Until he tells us what it is we have no way of knowing. I would temper optimism until then.
 
This could just be a downstream effect, the lower the activity (i.e healthy, mild, moderate, severe) the lower the levels of many "biomarkers". It may just be a pointer to how inactive patients are.
Until he tells us what it is we have no way of knowing. I would temper optimism until then.
Indeed. I go back to my original thoughts which are that he should say nothing until he can say all of it. As John says it could simply be an illustration of lack of activity. Getting hopes up when you cant give all the info is cruel and irresponsible IMHO no matter how well meant.
 
Indeed. I go back to my original thoughts which are that he should say nothing until he can say all of it. As John says it could simply be an illustration of lack of activity. Getting hopes up when you cant give all the info is cruel and irresponsible IMHO no matter how well meant.

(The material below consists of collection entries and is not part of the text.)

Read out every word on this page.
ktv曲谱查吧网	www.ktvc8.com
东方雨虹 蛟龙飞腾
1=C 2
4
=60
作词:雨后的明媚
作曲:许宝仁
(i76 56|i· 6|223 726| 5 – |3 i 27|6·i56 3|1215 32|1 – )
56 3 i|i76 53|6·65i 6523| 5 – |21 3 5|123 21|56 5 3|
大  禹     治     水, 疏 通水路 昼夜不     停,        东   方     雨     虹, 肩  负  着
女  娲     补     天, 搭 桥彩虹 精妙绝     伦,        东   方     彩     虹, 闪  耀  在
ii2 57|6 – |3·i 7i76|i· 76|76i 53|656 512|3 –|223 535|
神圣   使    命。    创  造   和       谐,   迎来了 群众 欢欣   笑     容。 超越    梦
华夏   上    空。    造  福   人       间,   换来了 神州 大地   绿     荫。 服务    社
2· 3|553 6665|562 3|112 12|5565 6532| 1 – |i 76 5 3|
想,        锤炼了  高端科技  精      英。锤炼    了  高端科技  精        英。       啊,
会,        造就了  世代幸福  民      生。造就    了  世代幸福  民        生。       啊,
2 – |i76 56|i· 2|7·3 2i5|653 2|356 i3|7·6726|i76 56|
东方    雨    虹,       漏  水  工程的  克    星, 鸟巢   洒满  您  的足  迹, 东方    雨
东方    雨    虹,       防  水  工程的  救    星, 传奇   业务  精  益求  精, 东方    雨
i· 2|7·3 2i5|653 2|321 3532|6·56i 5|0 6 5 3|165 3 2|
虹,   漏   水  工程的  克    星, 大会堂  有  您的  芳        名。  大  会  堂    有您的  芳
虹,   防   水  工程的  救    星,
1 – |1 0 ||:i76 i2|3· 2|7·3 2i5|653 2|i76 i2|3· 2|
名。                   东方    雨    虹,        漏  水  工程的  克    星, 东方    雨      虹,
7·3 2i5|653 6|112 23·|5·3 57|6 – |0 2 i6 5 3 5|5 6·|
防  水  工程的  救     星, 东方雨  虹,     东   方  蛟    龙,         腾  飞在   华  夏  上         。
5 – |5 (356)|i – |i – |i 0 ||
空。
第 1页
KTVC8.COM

To be fair, he might have to publish some findings before getting ethical approval for further tests on inactive controls (tetraplegics? teenagers?), but the showmanship is definitely irksome.
 
Bhupesh says this new work is relevant to the 2020 paper that something in serum causes mitochondrial disfunction. This latest model shows what the thing in serum is.

He says: Take the thing and put it in cell and it causes disfunction in healthy cells, changing metabolism and source of energy and causing endothelial cell mito disfunction.

I thought it was a lack of the thing, not the thing itself that caused disfunction?

He also says that Robert Phair said his 2020 paper was “Nobel prize worthy”. The same paper that people with science backgrounds on this board thought was incoherent and really more of a hypothesis paper than a paper that proved anything.

I dunno.. I am skeptical about scientists who seem to court attention.
 
I have listened to the interview. It does sound hopeful that they are on to something real.
As a side comment when asked about microclots he thinks they are a downstream effect, so trying to clear them with apheresis will only be a temporary thing, and not get to the root of the problem.